Before the oceans there were empty basins and once the Earth cooled, gas condensed into rain and began to fills those basins. Then over the course of ~3.8 Billion years, the oceans took form. Rain continuously fell over this time to fill those basins. When compared to the ocean, what is a droplet of rain?
I recently competed in another Jiu-Jitsu competition and this time I did not do as well as I would have liked to. I lost both of my matches. After my final loss, I was filled with disappointment. I have been working so hard and so much to improve my skill set that it was a major let down to find myself making mistakes and not performing as well as I think that I should have performed. In competition there are always going to be winners and losers and on that day I was one of the losers. So what does this really mean?
When I think about my journey in Martial Arts as a whole I can compare it to that of the empty basins of a primitive Earth or on a smaller scale let’s just say that my journey is a 5-gallon bucket. Being a beginner means that my bucket is mostly empty. Each day that I show up to class to train, I am able to add more to that bucket. Learning Jiu-Jitsu is a long, slow and arduous journey. It is demoralizing and challenging. It is very unrelenting and will knock you down over and over again with each experience. Think of every experience like one droplet of rain falling into that bucket. Every private lesson, class, training session, competition etc are all water droplets and each droplet is added to the bucket one at a time.
Each one of the Jiu-Jitsu competitions that I have competed in thus far have each been just rain droplets falling into my bucket. Whether it was a win or a loss, each one added something to the bucket. If my bucket is empty then one of those rain droplets seems like a lot though over time as more water accumulates, that rain droplet holds less of a value by itself because it because part of the whole. Like the analogy used above what value is one droplet by itself? Through taking time to reflect, this past competition and all the competitions that I have done are just singular experiences, like rain droplets, that are being added to my bucket one at a time.
So in the grand scheme of things, how much value does a rain droplet hold in comparison to a glass of water? A bucket of water? A river? The oceans? By itself, the rain droplet is here and quickly gone though when added together with other droplets the molecules accumulate more and more and the mass of water (experience) grows bigger and bigger. One experience is added to and absorbed by the whole and does not define the collective but always adds to it.

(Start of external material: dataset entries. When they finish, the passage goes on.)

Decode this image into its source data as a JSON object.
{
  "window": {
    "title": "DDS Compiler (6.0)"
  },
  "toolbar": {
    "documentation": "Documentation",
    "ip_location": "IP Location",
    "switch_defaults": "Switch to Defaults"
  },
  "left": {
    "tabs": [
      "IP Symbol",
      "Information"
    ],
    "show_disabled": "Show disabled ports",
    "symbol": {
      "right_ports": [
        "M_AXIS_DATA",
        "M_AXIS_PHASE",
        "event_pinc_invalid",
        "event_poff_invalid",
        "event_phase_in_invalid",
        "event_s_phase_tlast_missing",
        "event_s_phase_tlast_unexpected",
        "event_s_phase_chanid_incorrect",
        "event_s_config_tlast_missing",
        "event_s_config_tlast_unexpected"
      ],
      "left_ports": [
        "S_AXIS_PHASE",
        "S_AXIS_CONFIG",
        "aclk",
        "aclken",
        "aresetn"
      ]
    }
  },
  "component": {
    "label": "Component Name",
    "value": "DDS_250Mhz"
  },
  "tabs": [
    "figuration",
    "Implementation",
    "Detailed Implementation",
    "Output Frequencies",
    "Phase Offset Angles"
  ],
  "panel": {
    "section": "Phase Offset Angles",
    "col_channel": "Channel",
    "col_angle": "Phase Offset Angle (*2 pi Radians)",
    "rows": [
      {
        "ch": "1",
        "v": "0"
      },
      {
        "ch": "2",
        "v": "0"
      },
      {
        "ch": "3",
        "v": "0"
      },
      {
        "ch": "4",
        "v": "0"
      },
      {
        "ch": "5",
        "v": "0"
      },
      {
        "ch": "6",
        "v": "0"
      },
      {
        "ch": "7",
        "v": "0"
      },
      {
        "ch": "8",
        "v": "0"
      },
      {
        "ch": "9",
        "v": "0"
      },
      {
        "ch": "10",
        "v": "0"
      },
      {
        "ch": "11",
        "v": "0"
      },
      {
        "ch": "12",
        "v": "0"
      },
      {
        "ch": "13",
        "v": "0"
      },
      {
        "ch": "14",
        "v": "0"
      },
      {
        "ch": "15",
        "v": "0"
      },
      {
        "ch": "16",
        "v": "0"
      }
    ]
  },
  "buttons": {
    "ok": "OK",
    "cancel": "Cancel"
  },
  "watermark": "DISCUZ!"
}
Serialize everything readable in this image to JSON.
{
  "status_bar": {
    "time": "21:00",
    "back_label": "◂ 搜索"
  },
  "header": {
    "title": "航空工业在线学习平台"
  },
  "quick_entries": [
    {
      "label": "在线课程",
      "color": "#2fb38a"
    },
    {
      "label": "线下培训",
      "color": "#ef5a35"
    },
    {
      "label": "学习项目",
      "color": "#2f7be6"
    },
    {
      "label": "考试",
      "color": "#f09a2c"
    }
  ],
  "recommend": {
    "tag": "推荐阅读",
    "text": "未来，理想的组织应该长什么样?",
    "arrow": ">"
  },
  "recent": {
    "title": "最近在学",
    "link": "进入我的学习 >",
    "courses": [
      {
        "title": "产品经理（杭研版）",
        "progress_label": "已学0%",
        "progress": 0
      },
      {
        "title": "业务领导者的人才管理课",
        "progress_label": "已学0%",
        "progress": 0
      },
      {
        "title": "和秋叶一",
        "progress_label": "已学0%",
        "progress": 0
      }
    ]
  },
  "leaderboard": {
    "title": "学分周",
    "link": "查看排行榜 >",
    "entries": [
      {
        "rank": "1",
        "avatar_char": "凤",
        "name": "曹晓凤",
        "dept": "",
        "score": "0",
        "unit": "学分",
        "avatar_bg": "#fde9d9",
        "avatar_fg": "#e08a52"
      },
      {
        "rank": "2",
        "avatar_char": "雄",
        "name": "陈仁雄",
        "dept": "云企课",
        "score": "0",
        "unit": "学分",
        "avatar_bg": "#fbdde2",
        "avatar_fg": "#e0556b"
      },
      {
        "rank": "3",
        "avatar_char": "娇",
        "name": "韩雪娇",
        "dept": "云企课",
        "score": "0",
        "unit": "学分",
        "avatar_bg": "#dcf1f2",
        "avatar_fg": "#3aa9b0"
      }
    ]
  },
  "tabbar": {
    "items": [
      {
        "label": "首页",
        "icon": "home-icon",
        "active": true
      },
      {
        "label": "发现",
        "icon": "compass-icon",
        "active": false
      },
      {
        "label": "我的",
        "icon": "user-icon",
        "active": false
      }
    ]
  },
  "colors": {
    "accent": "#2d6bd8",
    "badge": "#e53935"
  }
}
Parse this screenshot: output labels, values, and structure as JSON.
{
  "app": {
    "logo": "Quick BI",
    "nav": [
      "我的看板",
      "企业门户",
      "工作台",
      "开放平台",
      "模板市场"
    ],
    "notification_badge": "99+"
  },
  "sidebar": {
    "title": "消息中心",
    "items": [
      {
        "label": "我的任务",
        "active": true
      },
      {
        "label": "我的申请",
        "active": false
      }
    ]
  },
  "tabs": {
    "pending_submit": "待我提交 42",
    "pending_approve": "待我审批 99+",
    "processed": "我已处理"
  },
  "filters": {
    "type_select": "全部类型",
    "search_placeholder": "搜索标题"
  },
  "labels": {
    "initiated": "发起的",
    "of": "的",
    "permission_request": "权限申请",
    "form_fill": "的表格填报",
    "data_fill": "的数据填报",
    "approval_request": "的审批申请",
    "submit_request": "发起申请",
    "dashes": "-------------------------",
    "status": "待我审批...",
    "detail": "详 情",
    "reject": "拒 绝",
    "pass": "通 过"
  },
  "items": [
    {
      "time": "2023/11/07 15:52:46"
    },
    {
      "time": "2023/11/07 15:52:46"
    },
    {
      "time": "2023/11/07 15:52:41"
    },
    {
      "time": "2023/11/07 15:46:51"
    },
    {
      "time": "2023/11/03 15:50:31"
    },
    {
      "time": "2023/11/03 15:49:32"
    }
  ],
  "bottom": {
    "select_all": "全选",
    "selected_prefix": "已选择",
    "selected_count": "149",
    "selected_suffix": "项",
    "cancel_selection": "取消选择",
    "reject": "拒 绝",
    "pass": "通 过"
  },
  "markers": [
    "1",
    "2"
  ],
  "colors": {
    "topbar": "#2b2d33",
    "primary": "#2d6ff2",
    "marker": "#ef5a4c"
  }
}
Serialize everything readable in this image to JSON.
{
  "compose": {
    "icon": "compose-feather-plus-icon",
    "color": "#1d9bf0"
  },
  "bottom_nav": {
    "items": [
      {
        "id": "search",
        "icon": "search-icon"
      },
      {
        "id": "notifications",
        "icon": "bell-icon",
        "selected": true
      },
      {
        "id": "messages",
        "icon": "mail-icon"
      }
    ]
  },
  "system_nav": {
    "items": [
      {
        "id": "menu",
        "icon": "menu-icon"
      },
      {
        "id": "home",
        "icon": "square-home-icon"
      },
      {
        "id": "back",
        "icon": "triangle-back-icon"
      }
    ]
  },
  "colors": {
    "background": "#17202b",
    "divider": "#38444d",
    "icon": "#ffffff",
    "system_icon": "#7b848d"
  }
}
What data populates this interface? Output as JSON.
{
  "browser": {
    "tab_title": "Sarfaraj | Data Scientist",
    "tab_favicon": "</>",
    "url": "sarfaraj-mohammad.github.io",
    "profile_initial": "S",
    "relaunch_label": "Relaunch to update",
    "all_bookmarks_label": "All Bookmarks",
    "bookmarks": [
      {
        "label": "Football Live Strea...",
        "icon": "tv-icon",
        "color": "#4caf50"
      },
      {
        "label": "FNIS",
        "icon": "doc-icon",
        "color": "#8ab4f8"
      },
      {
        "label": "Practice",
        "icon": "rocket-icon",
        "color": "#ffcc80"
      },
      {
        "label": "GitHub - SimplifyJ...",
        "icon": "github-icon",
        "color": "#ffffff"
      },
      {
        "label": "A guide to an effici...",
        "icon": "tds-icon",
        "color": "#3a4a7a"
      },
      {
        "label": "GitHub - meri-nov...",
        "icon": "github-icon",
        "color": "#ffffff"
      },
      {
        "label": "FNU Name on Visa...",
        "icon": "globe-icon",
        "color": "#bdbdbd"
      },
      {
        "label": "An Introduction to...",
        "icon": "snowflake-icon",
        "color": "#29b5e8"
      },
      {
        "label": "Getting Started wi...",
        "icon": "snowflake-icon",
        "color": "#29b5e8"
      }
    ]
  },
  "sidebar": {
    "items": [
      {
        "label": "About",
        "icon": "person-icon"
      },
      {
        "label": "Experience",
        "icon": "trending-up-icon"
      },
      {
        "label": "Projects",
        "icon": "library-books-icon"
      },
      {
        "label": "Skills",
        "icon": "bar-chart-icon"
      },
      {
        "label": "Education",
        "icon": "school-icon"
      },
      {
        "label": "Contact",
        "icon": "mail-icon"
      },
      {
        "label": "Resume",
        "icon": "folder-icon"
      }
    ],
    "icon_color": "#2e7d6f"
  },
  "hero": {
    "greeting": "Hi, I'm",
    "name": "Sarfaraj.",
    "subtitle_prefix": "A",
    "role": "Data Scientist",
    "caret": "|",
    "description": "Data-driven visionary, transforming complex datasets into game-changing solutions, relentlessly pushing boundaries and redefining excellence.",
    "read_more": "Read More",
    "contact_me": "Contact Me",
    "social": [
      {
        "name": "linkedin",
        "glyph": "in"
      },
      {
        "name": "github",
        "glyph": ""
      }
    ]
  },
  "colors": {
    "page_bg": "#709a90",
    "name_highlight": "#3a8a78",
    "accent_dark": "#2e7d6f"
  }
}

Some people hold competitions in such a high regard and others do not care as much. Competitions are opportunities to fight at a different speed and level of intensity that one would normally not experience in the dojo on a regular basis. Each competition that is competed in adds to the experience of the athlete. Win or lose that competition is another droplet of rain added to the bucket of the journey. Combat sports are hard and grueling and require so much time and effort to be put in training. Sometimes you can have a great training camp leading into a competition and still lose. It happens.
Whether you win or lose in competition, that singular event does not define your journey as a whole. It is one singular experience. Skill takes a long time to acquire. Skill isn’t gained over night and requires constant and consistent dedication to improving that skill. It takes everything to get better. When we first step foot onto the mats, we think that we are filling a bucket and that there is a limit until we soon realize that we are filling in a basin for an ocean, an ocean that is limitless in depth of knowledge and experience. Like the way that the oceans were formed, we fill it in with one rain droplet at a time.